Vous disposez de 70 points à répartir comme vous le souhaitez. Si vous êtes un directeur ou un personnage spécial pour la trame, vous pouvez avoir jusqu'à 80 points à répartir. Les caractéristiques ne sont là que pour aider au jeu à voir quels sont vos points forts et faibles.
  • Force : 7

  • Constitution : 7

  • Dextérité : 18

  • Intelligence : 13

  • Sagesse : 15

  • Charisme : 10




Histoire

« La croissance d'un arbre ? De l'eau, du soleil, du sang et de la magie  »

350 mots minimum.
De mon passé, je ne suis pas très fier, surtout de certains moments. Je vous prierais donc de ne pas me juger sur comment j'ai agi ou pensé. J'ai beau être un elfe respectueux à présent, professeur et directeur d'une maison de la plus grande cité-mage. Enfin, elfe... Semi-elfe.
Mon père est un elfe, était. C'est de lui que je tiens tout ce pouvoir, ce charme, cette intelligence... C'est vrai en grande partie, ma mère n'était pas en reste non plus.
Mon géniteur est un elfe sylvain. Il vivait dans un village avec les siens, cachés aux yeux des humains. La catégorie à laquelle appartenait le sang de mon clan était plus souple au niveau des règles, mais – il y a toujours un mais - elles restent strictes. Mon père, à l'époque jeune - seulement 260ans - était de charge de ronde. Il retrouvait à chacune de ses obligations une dryade et abandonnait son poste pour la rejoindre. 
À force d'absences répétées, mon père, Danaël Cernunnos, finit par être découvert par les siens et la liaison qu'il avait avec la dryade fut mis au grand jour. La honte d'un tel acte était extrêmement grave. Il n'y avait pas de peine de mort, car la vie chez les elfes surtout chez les Sylvains était précieuse. Cependant, tous crimes méritent châtiments. N'étant pas encore né, les elfes suspendirent la sanction à l'accouchement. 
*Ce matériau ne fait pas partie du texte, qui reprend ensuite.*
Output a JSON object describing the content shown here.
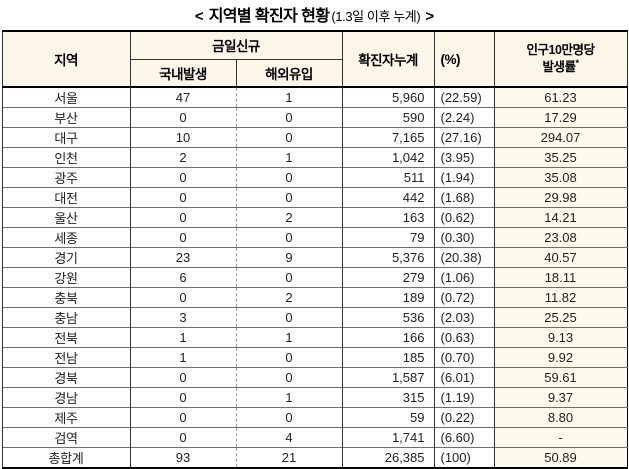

Neuf mois passèrent, tendus pour tous. Quelle allait être la décision du village ? Finalement, une fois que j'eusse arrivé au monde, ma mère fut réduit par un moyen mystérieux à l'état de simple humaine et exilé loin du village. Avant de partir, Hespéré, ma mère, lui confia quelques mots. Ce qu'elle lui racontait ? Je n'en avais aucune idée à ce moment-là.
On bloqua les pouvoirs de mon père comme représailles. 
Je vécus quatre-vingts ans sans rien d'autres que mon propre souci et les quolibets des autres elfes sur ma lenteur. J'étais bien ignorant de ma propre nature. Ce n'est qu'un jour, j'étais avec les quelques amis qui m'acceptaient dans la forêt. Nous étions allés plus loin dans la forêt, même au-delà de la grande rivière. On nous avait interdit de dépasser le fleuve parce que les conflits entre espèces étaient légions et que nous, elfes, ne voulions éviter ce genre de désagréments. Ce fleuve était la limite avec un pays nommé Hésandre. Au moment où nous rentrâmes dans la forêt au-delà de la grande rivière, je fus émerveillé par la beauté des arbres qui s'y trouvaient. Je posais ma main sur le tronc de l'un d'entre eux et je sentis la magie changé en moi. Avec ma contemplation du charme, je m'étais isolé, mes compagnons ne faisaient guère attention à moi. Et pour cause, je me transformais littéralement en arbre. Mes mains se changeaient en branches, mes jambes en racines, mon corps en tronc. Je ne contrôlais plus la magie qui circulait en moi comme un incendie dévorant les pans de forêt. Sans que je puisse rien faire, je regardais mes racines entrer dans la terre et sans que je puisse rien faire j'étais devenu un arbre. Fin. Non, bien que cela se soit passé comme cela pour ma première transformation, je n'ai pas fini ainsi. Ne sachant contrôler cette soudaine transformation, je me disais que quelqu'un allait bien me retrouver et inverser le processus et que mes amis s'inquiéteraient , que mon père renverserait le monde pour venir à ma rescousse. J'attendis. J'attendis de très longues heures que quelqu'un passe, quelqu'un me remarque. Je ne ressentais plus les choses comme avant. J'étais réellement connecté avec la nature. Le vent, la terre, la lumière et l'eau étaient des mélodies dont je comprenais maintenant le sens. Les arbres autour de moi étaient vivants. Vivants au sens propre du terme, ils communiquaient entre eux par les racines, les feuilles qui tombaient autant de signes évidents que s'il avait eu un visage, un corps. En tant que Sylvain, ma race respectait beaucoup les arbres, la forêt et la nature en général, beaucoup plus que ses cupides humains. Mais jusqu'à cet instant, je n'avais pas vu à quel point la nature était bien au-delà de ce que nous voyons.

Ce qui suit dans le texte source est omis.